Também o fato de o aresto embargado cuidar da hipótese de partilha de bens foi destacado nos seguintes termos:

“Aqui, o fenômeno sucessório é elemento meramente circunstancial da tese ora discutida, o que não afasta a similitude fática entre os arestos confrontados, porque as eventuais peculiaridades da sucessão não foram levadas em conta, pois o que pretendia a convivente supérstite era a meação dos bens”.

Naquele julgamento, o Ministro Paulo de Tarso Sanseverino pronunciou voto-vencido, no qual defendeu a aplicação da regra do artigo 5º da Lei n. 9.278/96, que estabelece exatamente a presunção legal do esforço comum na aquisição onerosa de bens na constância de união estável.
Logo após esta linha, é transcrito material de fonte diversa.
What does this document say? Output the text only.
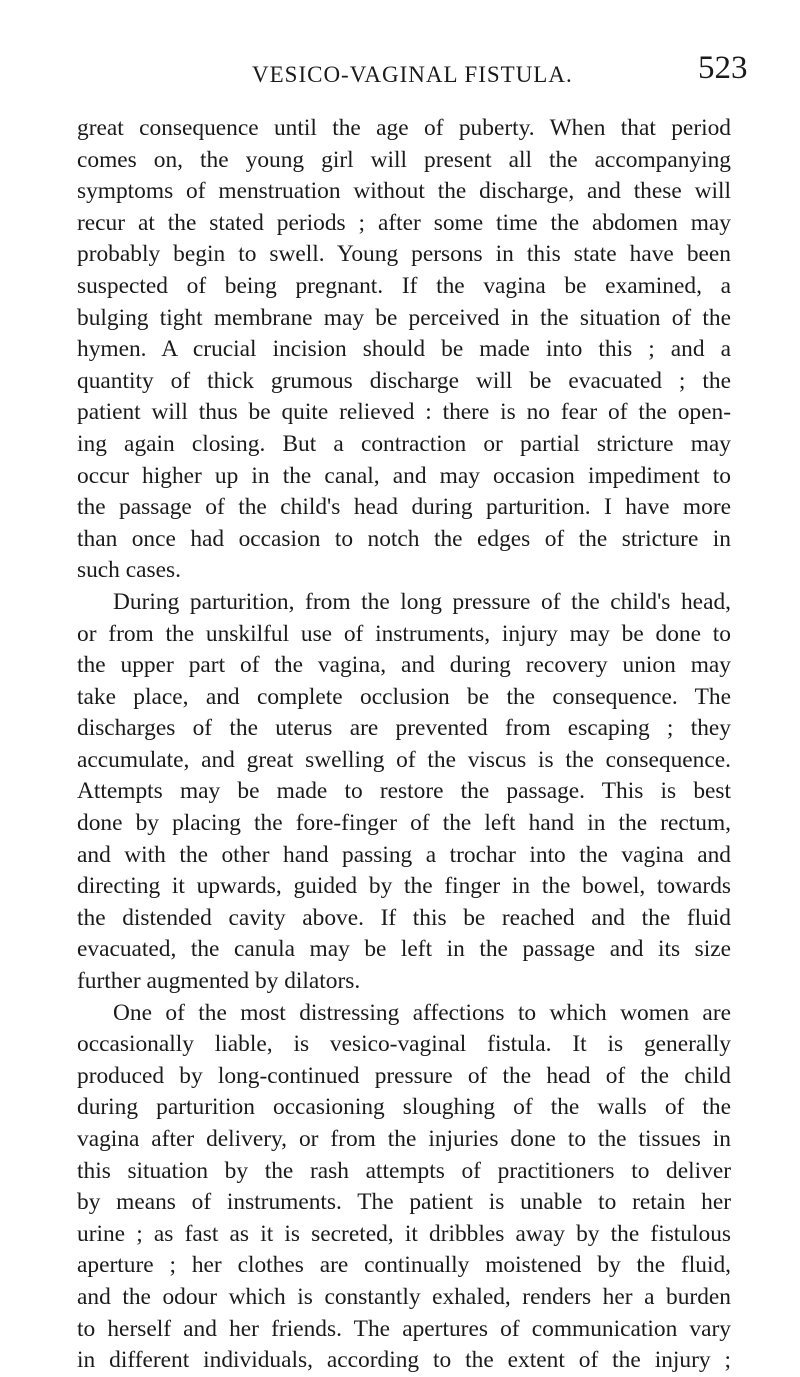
VESICO-VAGINAL FISTULA.	523
great consequence until the age of puberty. When that period
comes on, the young girl will present all the accompanying
symptoms of menstruation without the discharge, and these will
recur at the stated periods ; after some time the abdomen may
probably begin to swell. Young persons in this state have been
suspected of being pregnant. If the vagina be examined, a
bulging tight membrane may be perceived in the situation of the
hymen. A crucial incision should be made into this ; and a
quantity of thick grumous discharge will be evacuated ; the
patient will thus be quite relieved : there is no fear of the open-
ing again closing. But a contraction or partial stricture may
occur higher up in the canal, and may occasion impediment to
the passage of the child's head during parturition. I have more
than once had occasion to notch the edges of the stricture in
such cases.
During parturition, from the long pressure of the child's head,
or from the unskilful use of instruments, injury may be done to
the upper part of the vagina, and during recovery union may
take place, and complete occlusion be the consequence. The
discharges of the uterus are prevented from escaping ; they
accumulate, and great swelling of the viscus is the consequence.
Attempts may be made to restore the passage. This is best
done by placing the fore-finger of the left hand in the rectum,
and with the other hand passing a trochar into the vagina and
directing it upwards, guided by the finger in the bowel, towards
the distended cavity above. If this be reached and the fluid
evacuated, the canula may be left in the passage and its size
further augmented by dilators.
One of the most distressing affections to which women are
occasionally liable, is vesico-vaginal fistula. It is generally
produced by long-continued pressure of the head of the child
during parturition occasioning sloughing of the walls of the
vagina after delivery, or from the injuries done to the tissues in
this situation by the rash attempts of practitioners to deliver
by means of instruments. The patient is unable to retain her
urine ; as fast as it is secreted, it dribbles away by the fistulous
aperture ; her clothes are continually moistened by the fluid,
and the odour which is constantly exhaled, renders her a burden
to herself and her friends. The apertures of communication vary
in different individuals, according to the extent of the injury ;
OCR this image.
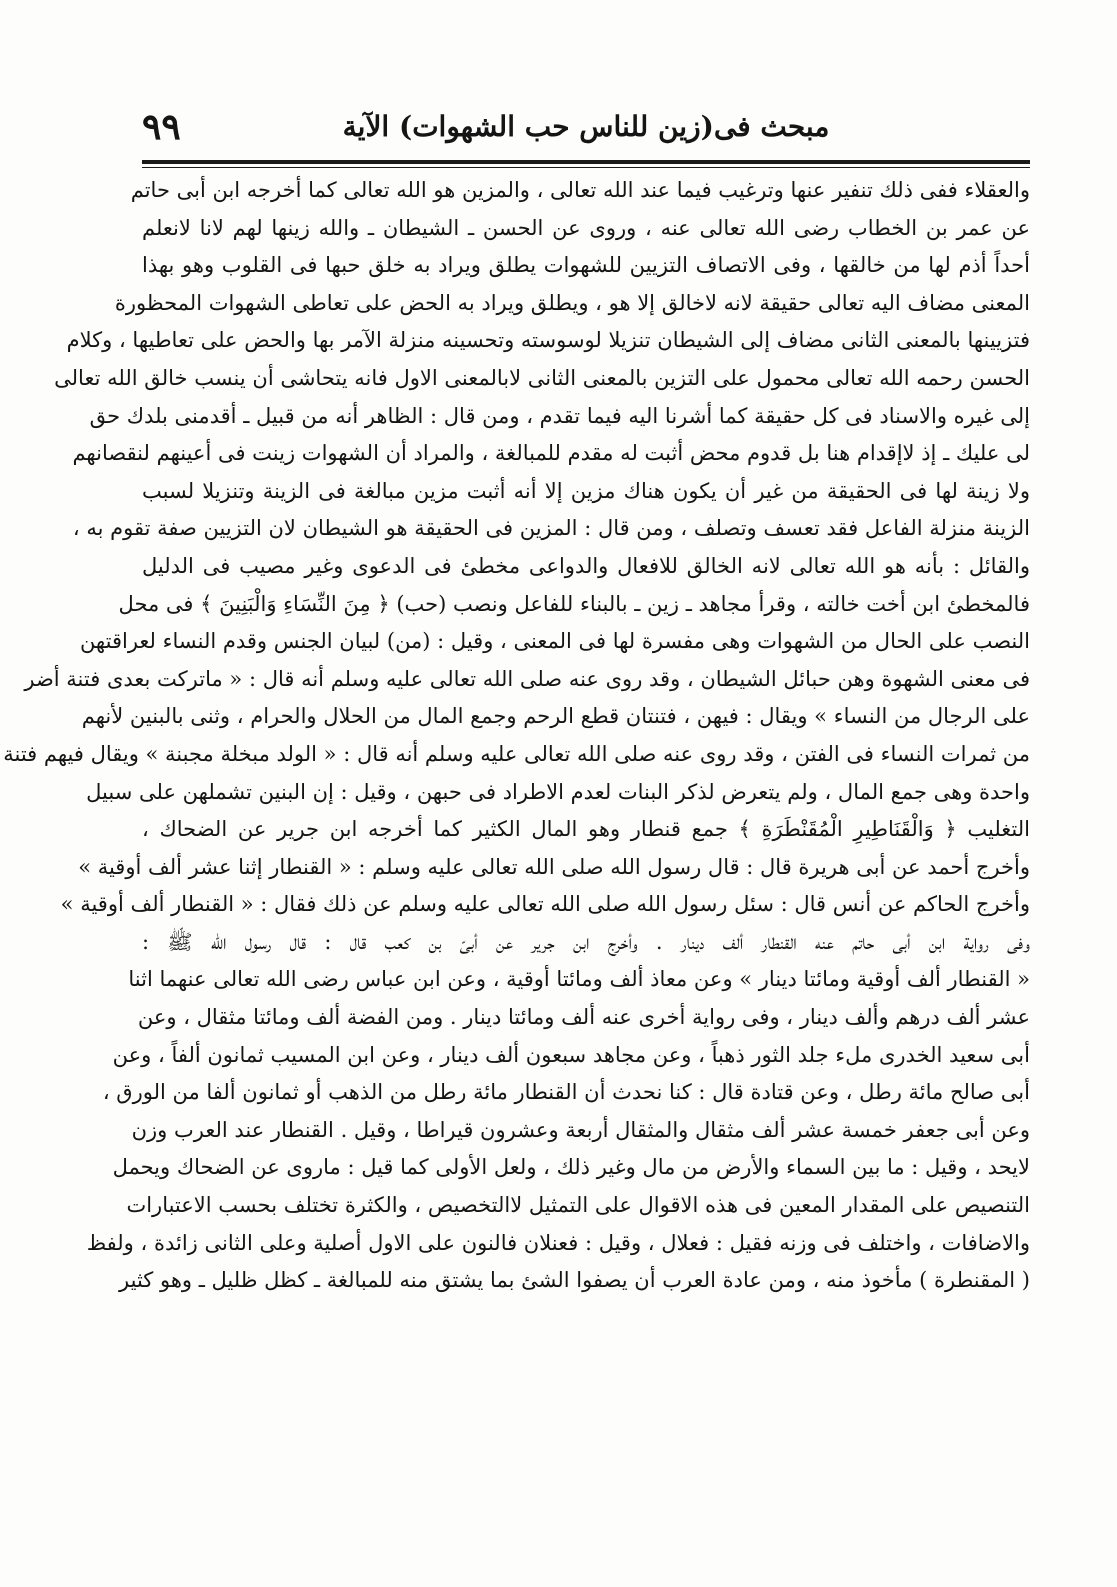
٩٩	مبحث فى(زين للناس حب الشهوات) الآية
والعقلاء ففى ذلك تنفير عنها وترغيب فيما عند الله تعالى ، والمزين هو الله تعالى كما أخرجه ابن أبى حاتم
عن عمر بن الخطاب رضى الله تعالى عنه ، وروى عن الحسن ـ الشيطان ـ والله زينها لهم لانا لانعلم
أحداً أذم لها من خالقها ، وفى الاتصاف التزيين للشهوات يطلق ويراد به خلق حبها فى القلوب وهو بهذا
المعنى مضاف اليه تعالى حقيقة لانه لاخالق إلا هو ، ويطلق ويراد به الحض على تعاطى الشهوات المحظورة
فتزيينها بالمعنى الثانى مضاف إلى الشيطان تنزيلا لوسوسته وتحسينه منزلة الآمر بها والحض على تعاطيها ، وكلام
الحسن رحمه الله تعالى محمول على التزين بالمعنى الثانى لابالمعنى الاول فانه يتحاشى أن ينسب خالق الله تعالى
إلى غيره والاسناد فى كل حقيقة كما أشرنا اليه فيما تقدم ، ومن قال : الظاهر أنه من قبيل ـ أقدمنى بلدك حق
لى عليك ـ إذ لاإقدام هنا بل قدوم محض أثبت له مقدم للمبالغة ، والمراد أن الشهوات زينت فى أعينهم لنقصانهم
ولا زينة لها فى الحقيقة من غير أن يكون هناك مزين إلا أنه أثبت مزين مبالغة فى الزينة وتنزيلا لسبب
الزينة منزلة الفاعل فقد تعسف وتصلف ، ومن قال : المزين فى الحقيقة هو الشيطان لان التزيين صفة تقوم به ،
والقائل : بأنه هو الله تعالى لانه الخالق للافعال والدواعى مخطئ فى الدعوى وغير مصيب فى الدليل
فالمخطئ ابن أخت خالته ، وقرأ مجاهد ـ زين ـ بالبناء للفاعل ونصب (حب) ﴿ مِنَ النِّسَاءِ وَالْبَنِينَ ﴾ فى محل
النصب على الحال من الشهوات وهى مفسرة لها فى المعنى ، وقيل : (من) لبيان الجنس وقدم النساء لعراقتهن
فى معنى الشهوة وهن حبائل الشيطان ، وقد روى عنه صلى الله تعالى عليه وسلم أنه قال : « ماتركت بعدى فتنة أضر
على الرجال من النساء » ويقال : فيهن ، فتنتان قطع الرحم وجمع المال من الحلال والحرام ، وثنى بالبنين لأنهم
من ثمرات النساء فى الفتن ، وقد روى عنه صلى الله تعالى عليه وسلم أنه قال : « الولد مبخلة مجبنة » ويقال فيهم فتنة
واحدة وهى جمع المال ، ولم يتعرض لذكر البنات لعدم الاطراد فى حبهن ، وقيل : إن البنين تشملهن على سبيل
التغليب ﴿ وَالْقَنَاطِيرِ الْمُقَنْطَرَةِ ﴾ جمع قنطار وهو المال الكثير كما أخرجه ابن جرير عن الضحاك ،
وأخرج أحمد عن أبى هريرة قال : قال رسول الله صلى الله تعالى عليه وسلم : « القنطار إثنا عشر ألف أوقية »
وأخرج الحاكم عن أنس قال : سئل رسول الله صلى الله تعالى عليه وسلم عن ذلك فقال : « القنطار ألف أوقية »
وفى رواية ابن أبى حاتم عنه القنطار ألف دينار . وأخرج ابن جرير عن أبىّ بن كعب قال : قال رسول الله ﷺ :
« القنطار ألف أوقية ومائتا دينار » وعن معاذ ألف ومائتا أوقية ، وعن ابن عباس رضى الله تعالى عنهما اثنا
عشر ألف درهم وألف دينار ، وفى رواية أخرى عنه ألف ومائتا دينار . ومن الفضة ألف ومائتا مثقال ، وعن
أبى سعيد الخدرى ملء جلد الثور ذهباً ، وعن مجاهد سبعون ألف دينار ، وعن ابن المسيب ثمانون ألفاً ، وعن
أبى صالح مائة رطل ، وعن قتادة قال : كنا نحدث أن القنطار مائة رطل من الذهب أو ثمانون ألفا من الورق ،
وعن أبى جعفر خمسة عشر ألف مثقال والمثقال أربعة وعشرون قيراطا ، وقيل . القنطار عند العرب وزن
لايحد ، وقيل : ما بين السماء والأرض من مال وغير ذلك ، ولعل الأولى كما قيل : ماروى عن الضحاك ويحمل
التنصيص على المقدار المعين فى هذه الاقوال على التمثيل لاالتخصيص ، والكثرة تختلف بحسب الاعتبارات
والاضافات ، واختلف فى وزنه فقيل : فعلال ، وقيل : فعنلان فالنون على الاول أصلية وعلى الثانى زائدة ، ولفظ
( المقنطرة ) مأخوذ منه ، ومن عادة العرب أن يصفوا الشئ بما يشتق منه للمبالغة ـ كظل ظليل ـ وهو كثير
A Ministra Maria Isabel Gallotti, por sua vez, seguiu a maioria, lembrando que a lei civil que determina o regime da separação obrigatória para o sexagenário afasta a presunção do esforço comum, sendo que os bens adquiridos antes da entrada em vigor da Lei n. 9.278/96 têm sua propriedade disciplinada pelo ordenamento jurídico anterior, que não estabelecia essa presunção de esforço comum.

Posteriormente, no julgamento dos Embargos de Divergência nº1.623.858/MG, a necessidade de prova do esforço comum foi reafirmada, com expressa indicação de releitura da antiga súmula 377/STF, fixando-se nova compreensão, com a seguinte ementa:

“EMBARGOS DE DIVERGÊNCIA NO RECURSO ESPECIAL. DIREITO DE FAMÍLIA. UNIÃO ESTÁVEL. CASAMENTO CONTRAÍDO SOB CAUSA SUSPENSIVA. SEPARAÇÃO OBRIGATÓRIA DE BENS (CC/1916, ART. 258, II; CC/2002, ART. 1.641, II). PARTILHA. BENS ADQUIRIDOS ONEROSAMENTE. NECESSIDADE DE PROVA DO ESFORÇO COMUM. PRESSUPOSTO DA PRETENSÃO. MODERNA COMPREENSÃO DA SÚMULA 377/STF. EMBARGOS DE DIVERGÊNCIA PROVIDOS.

1. Nos moldes do art. 1.641, II, do Código Civil de 2002, ao casamento contraído sob causa suspensiva, impõe-se o regime da separação obrigatória de bens.

2. No regime de separação legal de bens, comunicam-se os adquiridos na constância do casamento, desde que comprovado o esforço comum para sua aquisição.

3. Releitura da antiga Súmula 377/STF (No regime de separação legal de bens, comunicam-se os adquiridos na constância do casamento), editada com o intuito de interpretar o art. 259 do CC/1916, ainda na época em que cabia à Suprema Corte decidir em última instância acerca da interpretação da legislação federal, mister que hoje cabe ao Superior Tribunal de Justiça.

4. Embargos de divergência conhecidos e providos, para dar provimento ao recurso especial” (EREsp 1623858/MG, Rel. Ministro LÁZARO GUIMARÃES (DESEMBARGADOR CONVOCADO DO TRF 5ª REGIÃO), SEGUNDA SEÇÃO, julgado em 23/05/2018, DJe 30/05/2018).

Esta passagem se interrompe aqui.